I'm learning Rust, and I have a simple program that I hope to use as a learning exercise. My goal here is to get a better idea of the proper way of doing things.
I'm trying to use the fastq crate to do some manipulation of fastq files - these are simple text files that are standard for storing high throughput [DNA/RNA] sequencing data. What I would like to do is modify a subset of the entries, and write the modified entries to a file.
Right now I have an initial proof of concept below that works to modify the first byte of each of the quality values.
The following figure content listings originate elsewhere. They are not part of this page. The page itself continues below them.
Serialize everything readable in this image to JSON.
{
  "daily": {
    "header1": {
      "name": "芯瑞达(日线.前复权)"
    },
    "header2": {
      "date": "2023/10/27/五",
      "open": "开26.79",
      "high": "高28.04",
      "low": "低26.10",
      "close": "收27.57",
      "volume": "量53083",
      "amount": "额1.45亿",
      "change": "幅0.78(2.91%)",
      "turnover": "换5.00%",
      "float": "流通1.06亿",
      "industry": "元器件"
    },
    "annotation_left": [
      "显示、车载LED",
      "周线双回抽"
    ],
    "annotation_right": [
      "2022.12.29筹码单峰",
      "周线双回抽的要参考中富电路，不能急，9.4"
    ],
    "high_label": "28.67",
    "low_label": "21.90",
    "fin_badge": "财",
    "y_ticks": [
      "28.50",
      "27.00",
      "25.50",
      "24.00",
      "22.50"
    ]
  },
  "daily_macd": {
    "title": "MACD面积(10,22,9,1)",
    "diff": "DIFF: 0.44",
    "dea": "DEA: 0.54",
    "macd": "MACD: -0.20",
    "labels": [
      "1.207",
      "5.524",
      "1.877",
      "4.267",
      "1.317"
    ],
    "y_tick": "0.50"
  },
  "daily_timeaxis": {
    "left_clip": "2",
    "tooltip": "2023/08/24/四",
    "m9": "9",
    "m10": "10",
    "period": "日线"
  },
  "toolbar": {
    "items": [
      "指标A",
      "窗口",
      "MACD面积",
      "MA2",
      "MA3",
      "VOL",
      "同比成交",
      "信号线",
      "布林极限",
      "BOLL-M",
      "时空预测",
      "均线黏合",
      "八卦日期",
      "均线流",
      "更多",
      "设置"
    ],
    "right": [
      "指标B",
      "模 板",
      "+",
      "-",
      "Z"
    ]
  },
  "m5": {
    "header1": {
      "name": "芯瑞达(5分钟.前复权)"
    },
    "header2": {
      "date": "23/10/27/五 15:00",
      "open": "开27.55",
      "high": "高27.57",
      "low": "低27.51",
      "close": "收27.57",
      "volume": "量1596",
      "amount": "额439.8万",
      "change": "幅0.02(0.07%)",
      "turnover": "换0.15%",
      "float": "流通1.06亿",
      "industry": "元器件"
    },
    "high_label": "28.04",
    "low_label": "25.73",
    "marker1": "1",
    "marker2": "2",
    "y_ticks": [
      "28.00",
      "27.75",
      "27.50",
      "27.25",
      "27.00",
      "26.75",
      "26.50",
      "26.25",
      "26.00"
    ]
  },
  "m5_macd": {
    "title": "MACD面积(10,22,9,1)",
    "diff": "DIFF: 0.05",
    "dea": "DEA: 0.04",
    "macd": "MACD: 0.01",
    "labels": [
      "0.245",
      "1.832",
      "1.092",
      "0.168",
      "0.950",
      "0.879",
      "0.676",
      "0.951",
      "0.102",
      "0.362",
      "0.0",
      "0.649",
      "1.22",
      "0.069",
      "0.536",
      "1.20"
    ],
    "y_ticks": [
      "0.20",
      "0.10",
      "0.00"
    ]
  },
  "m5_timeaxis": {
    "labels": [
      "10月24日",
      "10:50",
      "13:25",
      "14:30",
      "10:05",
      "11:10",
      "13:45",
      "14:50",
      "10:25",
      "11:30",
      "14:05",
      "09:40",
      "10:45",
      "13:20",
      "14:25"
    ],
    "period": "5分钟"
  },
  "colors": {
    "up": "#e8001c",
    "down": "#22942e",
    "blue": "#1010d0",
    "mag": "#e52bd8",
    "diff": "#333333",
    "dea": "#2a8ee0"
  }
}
I want to determine if I'm doing things sensibly or not. My general thought process:
- use fastq::RefRecord::to_owned_record() to create a copy of the Record that I'll have ownership of
- Create a bytes::BytesMut from the quality field byte slice
- Modify the bytes of the BytesMut
- Set the quality field in my OwnedRecord from the modified BytesMut
- Verify that it's been set
Does the process above and the code below seem sensible? Are there things you'd do differently, and why? Since I'm so new to Rust, I feel that I'm probably looking at things in a naive and suboptimal way. Let me know your general thoughts.
Dependencies:
- bytes
- fastq
Here is my example code:
use bytes::BytesMut;
use fastq::{Parser, parse_path, Record, RefRecord};
use std::env::args;
const READS: &str = r#"@read1/ENST00000266263.10;mate1:84-183;mate2:264-363
GACAGCCAGGGGCCAGCGGGTGGCAGTGCCCAGGACATAGAGAGAGGCAGCACACACGCGGTTGATGGTGAAGCCCGGAATGGCCACAGAGGCTAGAGCC
+
IIIIIIIIIIIIIIIIIIIIIIIIIIIIIIIIIIIIIIIIIIIIIIIIIIIIIIIIIIIIIIIIIIIIIIIIIIIIIIIIIIIIIIIIIIIIIIIIIIII
@read2/ENST00000266263.10;mate1:163-262;mate2:283-382
GATGCCATTGACAAAGGCAAGAAGGCTGGAGAGGTGCCCAGCCCTGAAGCAGGCCGCAGCGCCAGGGTGACTGTGGCTGTGGTGGACACCTTTGTATGGC
+
IIIIIIIIIIIIIIIIIIIIIIIIIIIIIIIIIIIIIIIIIIIIIIIIIIIIIIIIIIIIIIIIIIIIIIIIIIIIIIIIIIIIIIIIIIIIIIIIIIII
@read3/ENST00000266263.10;mate1:86-185;mate2:265-364
GGACAGCCAGGGGCCAGCGGGTGGCAGTGCCCAGGACATAGAGAGAGGCAGCANACACACGGTTGATGGTGAAGCCCGGAATGGCCACAGAGGCTAGAGC
+
IIIIIIIIIIIIIIIIIIIIIIIIIIIIIIIIIIIIIIIIIIIIIIIIIIIII!IIIIIIIIIIIIIIIIIIIIIIIIIIIIIIIIIIIIIIIIIIIIII
@read4/ENST00000266263.10;mate1:297-396;mate2:401-500
CAGGAGGAGCTGGGCTTCCCCACTGTTAGGTAGAGCTTGCGCAGGCTGGAGTCCAGGAGGAAATCCACCGACCTGTCAATGGGGTGGATAATGATGGGGA
+
IIIIIIIIIIIIIIIIIIIIIIIIIIIIIIIIIIIIIIIIIIIIIIIIIIIIIIIIIIIIIIIIIIIIIIIIIIIIIIIIIIIIIIIIIIIIIIIIIIII
"#;
fn main() {
let mut total: usize = 0;
let parser = Parser::new(READS.as_bytes());
parser.each(|record| {
println!("Before mod");
println!("{}", String::from_utf8_lossy(record.qual()));
let mut owned_rec = RefRecord::to_owned_record(&record);
let mut curr_bytes = BytesMut::from(owned_rec.qual());
curr_bytes[0] = b'$';
owned_rec.qual = curr_bytes.to_vec();
println!("After mod");
println!("{}", String::from_utf8_lossy(owned_rec.qual()));
total += 1;
true
}).expect("Invalid fastq file");
println!("{}", total);
}
In addition, I'm hoping to move this process into a function, so I'm wondering about the best procedure for doing that. I'm thinking of a function modify_qual
that could perform this for me. What would your function signature look like, for something like this? Maybe something that consumes the record and returns the modified record? Something else? I understand the concepts of mutability, passing by reference on the surface level, but don't have a good mental model of when to do certain things.